Given this complexity, the capabilities of the governments are not up to the conditions they experience in many countries of the East African Region in terms of their roles and responsibilities for countering terrorism in the region, with the supremacy of the American and Western opinion of terrorism, while the African governments are involved in a security infrastructure funded by the West to expand their capabilities in the areas of police, military, and surveillance services. Although targeting the US interests in East Africa marked the beginning of when terrorist threats sneaked into the region, the region was not a hot spot of terrorism growth in the past.

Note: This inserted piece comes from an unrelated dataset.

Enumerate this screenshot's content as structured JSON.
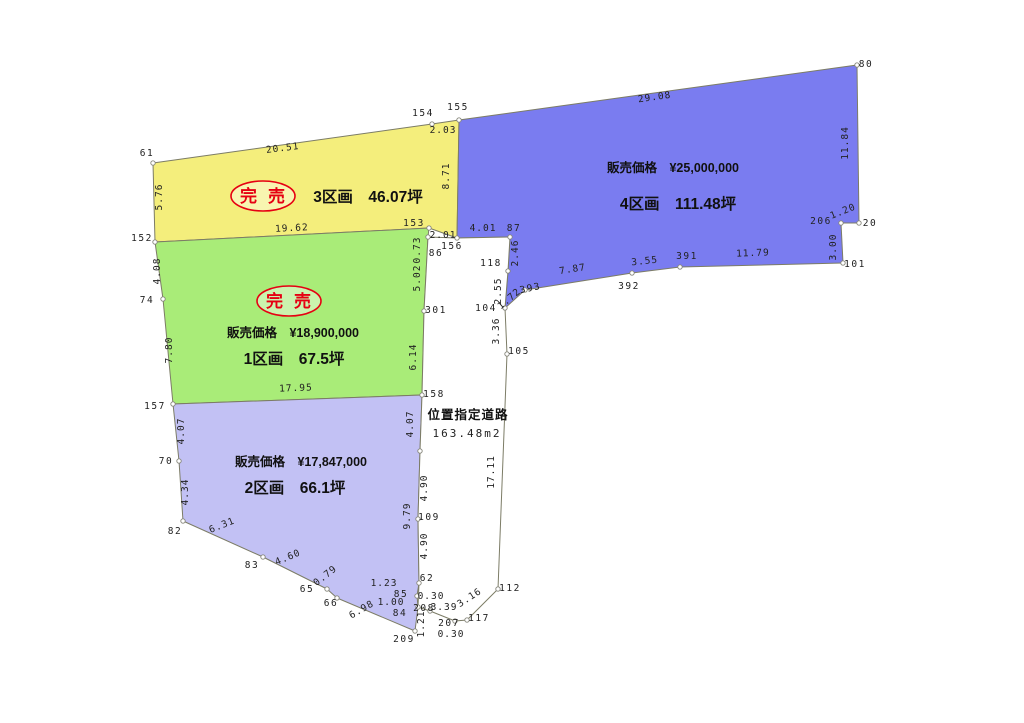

Over the course of time, terrorist groups have recently started to develop their capabilities, where Al-Shabaab Movement still represents a local branch of Al-Qaeda (except for one of its factions that joined ISIL).  With the world busy countering Daesh, the Organization meanwhile was more engaged in developing its capabilities in Africa.

 

Given these day-to-day realities, it is now imperative that African national policies look meticulously for holistic strategies to counter terrorism; such strategy should be solidly based on a crystal-clear understanding of the nature of the ethnic groups that make up their communities, and hence should include solutions to the past horrendous grievances that happened to these groups, with the engagement of local leaders, senior notables and famous figures while in the process of formulating and implementing such solutions, whereby they can include cultural, social, economic and political dimensions in addition to the security and military dimensions.

 

It is worth mentioning that the regional cooperation between the countries of the African Eastern Region represents an important field for countering terrorism and reducing its impact. Likewise, the African countries have gained greater expertise in regional cooperation in various fields; however, counterterrorism requires cooperation between the political bodies of the African countries, while overcoming and clamping down on regional crises and rivalries. This also necessitates the promotion of closer cooperation in border security issues, exchange of information, and cracking down on organized crime.